The NSPR RW lock implementation does not safely allow re-entrant use of reader locks. If a writer lock is waiting, all reader locks are blocked. This includes threads that already hold a reader lock and are trying to obtain another reader lock. This leads to a deadlock. This issue has been reported to the NSPR developers, but they are hesitant to fix it. NSPR does not currently keep track of the threads that own locks, so there's no way for it to differentiate a thread asking for it's first reader lock and one who already holds a reader lock. The NSPR developers are hesitant to add this as they feel it would degrade performance. POSIX RW locks safely allow re-entrant reader locks to be used. We should use the POSIX implementation to avoid deadlocks in ns-slapd, as we do have areas where we use reader locks in a re-entrant fashion. To switch the RW lock implementation, we need to refactor the 389-ds-base code to use a new slapi_rwlock_* API anywhere we use RW locks. We currently call PR_RWLock_*() functions from many places within the code. The slapi_rwlock_* API should be able to switch implementations between NSPR RW locks and POSIX RW locks based on defines. We can then add a configure test to use POSIX RW locks if available, with an override switch to use NSPR locks if that is needed on certain platforms.
Created attachment 518096 [details] rwlock-test
Created attachment 518097 [details] stack trace from ipa update
Created attachment 518567 [details] Patch
Created attachment 518711 [details] Revised Patch This correct some search-and-replace errors in the previous patch.

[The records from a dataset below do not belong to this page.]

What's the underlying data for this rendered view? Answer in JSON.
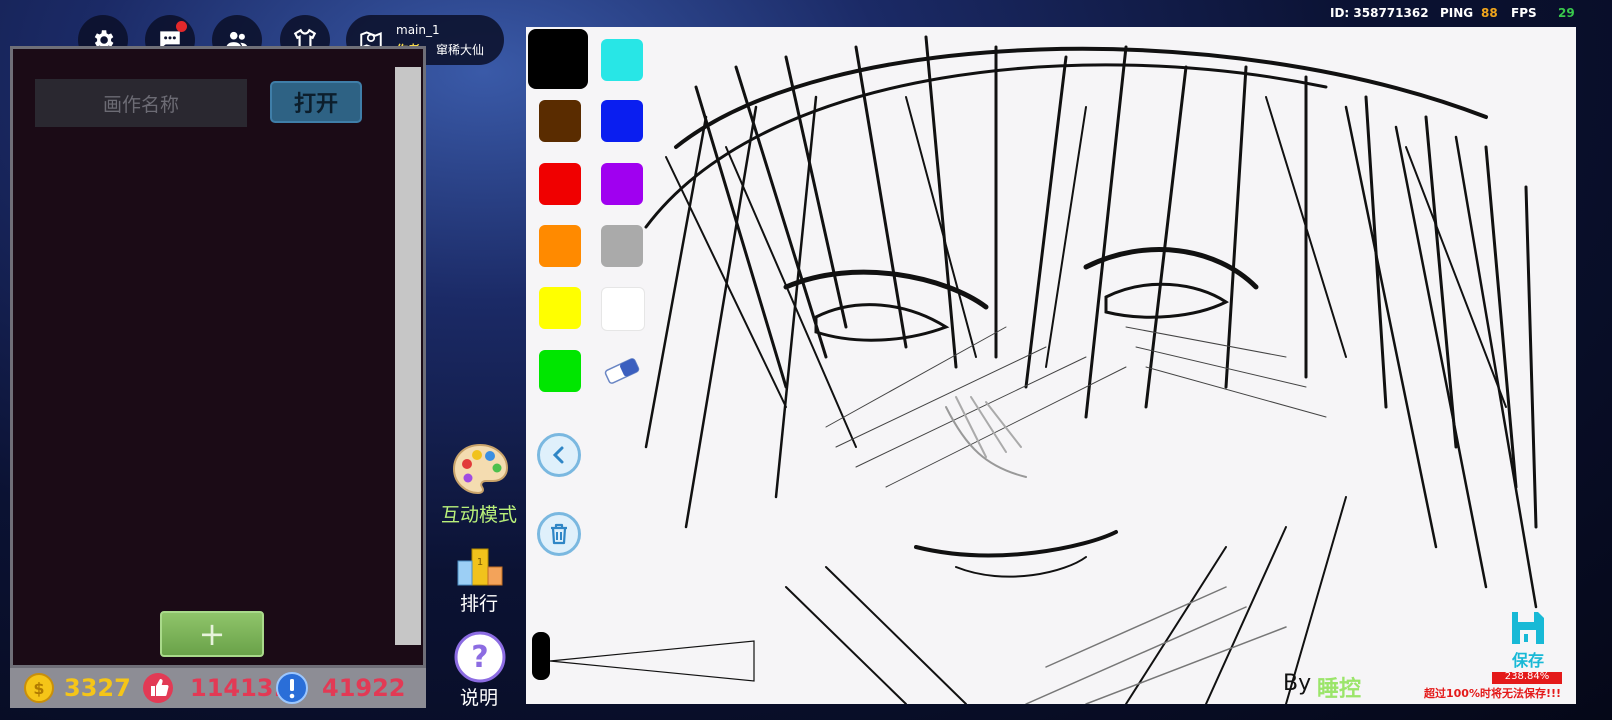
{
  "header": {
    "map_name": "main_1",
    "author_label": "作者:",
    "author_name": "窜稀大仙",
    "id_text": "ID: 358771362",
    "ping_label": "PING",
    "ping_value": "88",
    "fps_label": "FPS",
    "fps_value": "29"
  },
  "left_panel": {
    "name_placeholder": "画作名称",
    "open_label": "打开",
    "add_label": "+"
  },
  "currency": {
    "coins": "3327",
    "likes": "11413.8",
    "points": "41922"
  },
  "tools": {
    "interactive_mode": "互动模式",
    "ranking": "排行",
    "help": "说明"
  },
  "canvas": {
    "palette": [
      "#000000",
      "#28e6e6",
      "#5a2c00",
      "#0a1ef0",
      "#f00000",
      "#a000f0",
      "#ff8a00",
      "#aaaaaa",
      "#ffff00",
      "#ffffff",
      "#00e600"
    ],
    "signature_prefix": "By",
    "signature_name": "睡控",
    "save_label": "保存",
    "percent_text": "238.84%",
    "percent_value": 238.84,
    "warning": "超过100%时将无法保存!!!"
  },
  "colors": {
    "gold": "#f5c518",
    "likes_red": "#e23a55",
    "points_blue": "#2a6ed8",
    "ping_orange": "#f1a51c",
    "fps_green": "#39c84c",
    "author_yellow": "#f5d94a"
  }
}
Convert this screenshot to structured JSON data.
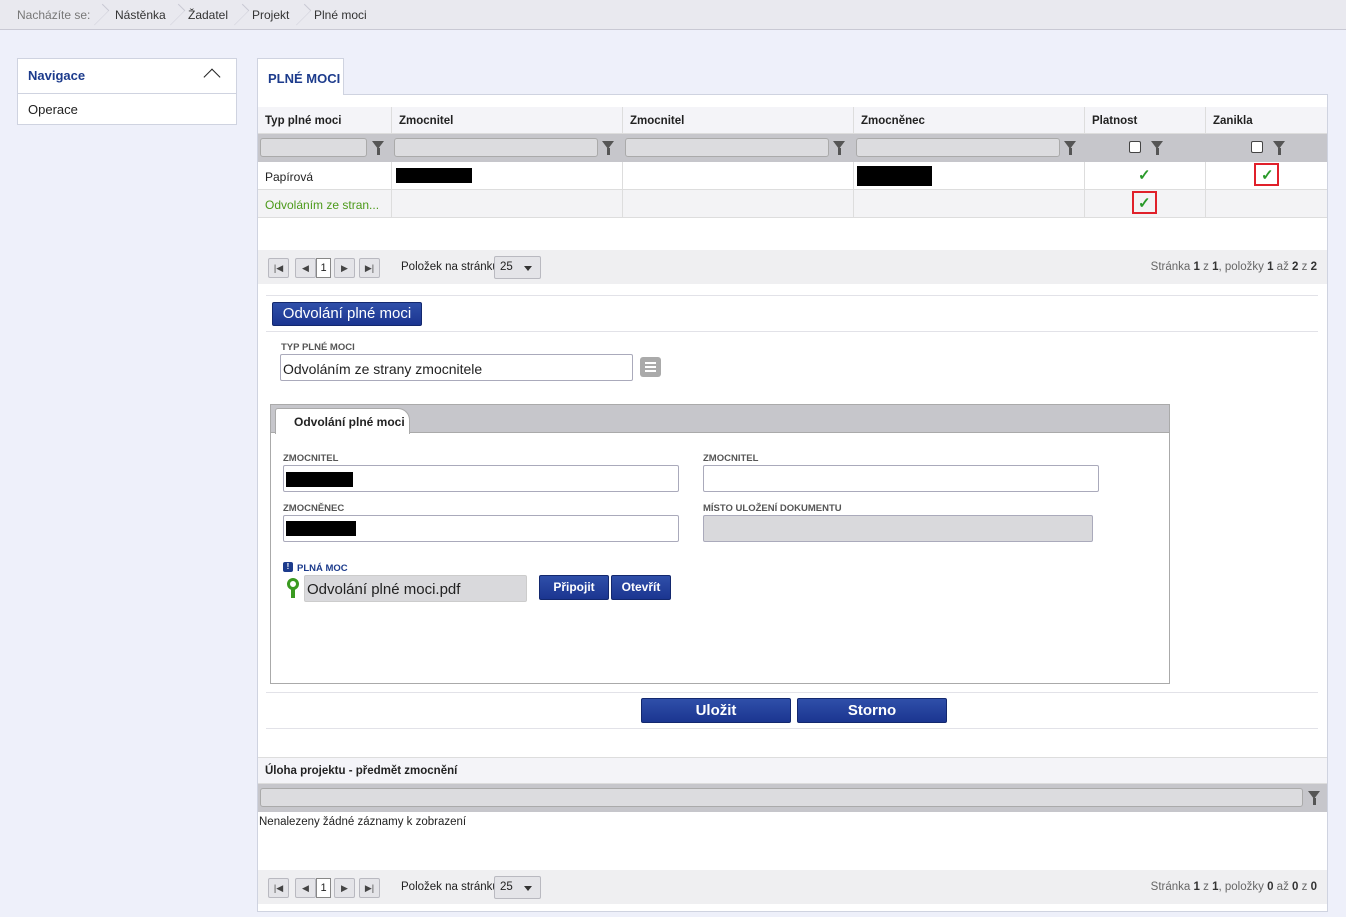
{
  "breadcrumb": {
    "prefix": "Nacházíte se:",
    "items": [
      "Nástěnka",
      "Žadatel",
      "Projekt",
      "Plné moci"
    ]
  },
  "nav": {
    "title": "Navigace",
    "items": [
      "Operace"
    ]
  },
  "page_tab": "PLNÉ MOCI",
  "grid": {
    "columns": [
      "Typ plné moci",
      "Zmocnitel",
      "Zmocnitel",
      "Zmocněnec",
      "Platnost",
      "Zanikla"
    ],
    "rows": [
      {
        "typ": "Papírová",
        "zmocnitel1": "",
        "zmocnitel2": "",
        "zmocnenec": "",
        "platnost": "✓",
        "zanikla": "✓"
      },
      {
        "typ": "Odvoláním ze stran...",
        "zmocnitel1": "",
        "zmocnitel2": "",
        "zmocnenec": "",
        "platnost": "✓",
        "zanikla": ""
      }
    ],
    "pager": {
      "current_page": "1",
      "per_page_label": "Položek na stránku",
      "per_page_value": "25",
      "info_prefix": "Stránka",
      "page": "1",
      "of_word": "z",
      "pages": "1",
      "items_word": ", položky",
      "from": "1",
      "to_word": "až",
      "to": "2",
      "total": "2"
    }
  },
  "detail": {
    "button_label": "Odvolání plné moci",
    "typ_label": "TYP PLNÉ MOCI",
    "typ_value": "Odvoláním ze strany zmocnitele",
    "inner_tab": "Odvolání plné moci",
    "zmocnitel_label": "ZMOCNITEL",
    "zmocnitel2_label": "ZMOCNITEL",
    "zmocnitel2_value": "",
    "zmocnenec_label": "ZMOCNĚNEC",
    "misto_label": "MÍSTO ULOŽENÍ DOKUMENTU",
    "misto_value": "",
    "plna_moc_label": "PLNÁ MOC",
    "file_name": "Odvolání plné moci.pdf",
    "attach_label": "Připojit",
    "open_label": "Otevřít",
    "save_label": "Uložit",
    "cancel_label": "Storno"
  },
  "task_grid": {
    "column": "Úloha projektu - předmět zmocnění",
    "empty_text": "Nenalezeny žádné záznamy k zobrazení",
    "pager": {
      "current_page": "1",
      "per_page_label": "Položek na stránku",
      "per_page_value": "25",
      "info_prefix": "Stránka",
      "page": "1",
      "of_word": "z",
      "pages": "1",
      "items_word": ", položky",
      "from": "0",
      "to_word": "až",
      "to": "0",
      "total": "0"
    }
  },
  "colors": {
    "accent": "#1c3b8c",
    "check": "#2a9a2a",
    "highlight": "#e0202a"
  },
  "icons": [
    "chevron-up-icon",
    "filter-icon",
    "check-icon",
    "list-icon",
    "certificate-icon",
    "info-icon"
  ]
}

Created attachment 518717 [details] Revised Patch
Pushed to master. Thanks to Noriko for hew review! Counting objects: 151, done. Delta compression using up to 2 threads. Compressing objects: 100% (76/76), done. Writing objects: 100% (76/76), 53.22 KiB, done. Total 76 (delta 70), reused 0 (delta 0) To ssh://git.fedorahosted.org/git/389/ds.git a150e8e..f9b199e master -> master
*** Bug 528567 has been marked as a duplicate of this bug. ***
Upstream ticket: https://fedorahosted.org/389/ticket/247
Technical note added. If any revisions are required, please edit the "Technical Notes" field accordingly. All revisions will be proofread by the Engineering Content Services team. New Contents: Previously, 389 Directory Server used the Netscape Portable Runtime (NSPR) implementation of the read/write locking mechanism. This implementation allowed deadlocks to occur if 389 Directory Server was under a heavy load, which caused the server to become unresponsive. With this update, 389 Directory Server now uses the POSIX implementation of the locking mechanism, and deadlocks no longer occur under a heavy load.
No Regressions, Marking as VERIFIED.